SM13F-4227:
Investigating Particle Acceleration in the Magnetotail by Combining Large Scale Kinetic and Particle in Cell Simulations

Monday, 15 December 2014
Robert L Richard, UCLA, Los Angeles, CA, United States, David Schriver, University of California Los Angeles, Los Angeles, CA, United States, Maha Ashour-Abdalla, UCLA-IGPP, Los Angeles, CA, United States, Mostafa El-Alaoui, University of California Los Angeles, Physics and Astronomy, Los Angeles, CA, United States, Giovanni Lapenta, Katholieke Universiteit Leuven, Leuven, Belgium and Raymond J Walker, University of California Los Angeles, Earth, Planetary, and Space Sciences, Los Angeles, CA, United States
Abstract:
Over the past several years we have used Large Scale Kinetic (LSK) simulations in which the trajectories of millions of test particles are calculated in the electric and magnetic fields from a global magnetohydrodynamic (MHD) simulation of the solar wind, magnetosphere and ionosphere system to evaluate the effects of the large scale fields on particle motion and dynamics. By collecting the particles at “virtual detectors” placed throughout the magnetosphere we can get direct comparisons between the simulation results and observations. The LSK calculations, though not self-consistent, are a powerful tool for determining the effects of the large scale fields. Recently we have developed a new technique in which we model magnetospheric dynamics by using an implicit particle in cell simulation (iPIC3D) code in which the initial and boundary conditions are determined by the global MHD model. This provides a self-consistent calculation of particle dynamics including waves and instabilities not included in MHD.

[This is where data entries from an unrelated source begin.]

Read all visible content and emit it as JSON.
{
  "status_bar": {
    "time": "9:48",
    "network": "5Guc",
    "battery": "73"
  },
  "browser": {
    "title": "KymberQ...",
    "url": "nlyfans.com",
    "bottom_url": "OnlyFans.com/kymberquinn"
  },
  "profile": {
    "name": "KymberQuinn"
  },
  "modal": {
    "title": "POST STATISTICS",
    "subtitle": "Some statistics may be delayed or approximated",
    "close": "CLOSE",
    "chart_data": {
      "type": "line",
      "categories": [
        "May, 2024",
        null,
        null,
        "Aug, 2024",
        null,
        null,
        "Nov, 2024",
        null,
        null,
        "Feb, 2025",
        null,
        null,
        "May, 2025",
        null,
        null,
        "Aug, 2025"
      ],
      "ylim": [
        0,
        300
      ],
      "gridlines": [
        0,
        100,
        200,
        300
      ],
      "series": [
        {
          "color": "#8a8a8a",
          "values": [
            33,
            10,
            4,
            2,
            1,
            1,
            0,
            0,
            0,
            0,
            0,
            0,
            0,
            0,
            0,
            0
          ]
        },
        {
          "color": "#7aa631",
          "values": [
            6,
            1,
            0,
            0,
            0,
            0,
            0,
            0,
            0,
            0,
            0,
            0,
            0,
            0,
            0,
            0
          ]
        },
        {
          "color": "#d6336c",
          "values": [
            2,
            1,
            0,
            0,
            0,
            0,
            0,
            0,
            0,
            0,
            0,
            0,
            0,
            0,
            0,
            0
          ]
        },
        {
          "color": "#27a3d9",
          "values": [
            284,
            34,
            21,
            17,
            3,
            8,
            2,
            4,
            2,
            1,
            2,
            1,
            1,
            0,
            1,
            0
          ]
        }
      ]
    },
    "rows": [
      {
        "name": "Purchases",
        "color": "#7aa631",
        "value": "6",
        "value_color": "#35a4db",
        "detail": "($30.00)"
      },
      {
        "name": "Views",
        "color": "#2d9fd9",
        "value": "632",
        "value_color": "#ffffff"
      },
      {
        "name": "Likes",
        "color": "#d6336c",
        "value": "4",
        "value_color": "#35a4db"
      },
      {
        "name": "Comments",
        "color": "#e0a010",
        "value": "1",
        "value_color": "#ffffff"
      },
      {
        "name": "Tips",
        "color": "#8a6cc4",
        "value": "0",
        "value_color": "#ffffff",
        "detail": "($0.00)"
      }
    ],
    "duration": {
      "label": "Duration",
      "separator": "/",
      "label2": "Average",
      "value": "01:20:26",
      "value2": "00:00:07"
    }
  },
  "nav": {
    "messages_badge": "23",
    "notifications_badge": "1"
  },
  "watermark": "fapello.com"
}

We have applied the MHD plus PIC approach to a substorm on February 15, 2008. In the magnetotail we found that a series of dipolarizations formed due to unsteady reconnection. We also found that the largest electron acceleration occurred in the separatrices far from the x-point. We attributed the acceleration to a streaming instability in the separatrices. To further evaluate the acceleration mechanisms operating in this substorm we have applied the LSK technique to the electric and magnetic fields from the PIC simulations. Electrons are already included in the PIC simulation, but the LSK simulations will allow many more to be followed and analyzed. We will use the results to evaluate acceleration mechanisms in the PIC results and will present a comparison of LSK results in the MHD fields with those from the PIC fields.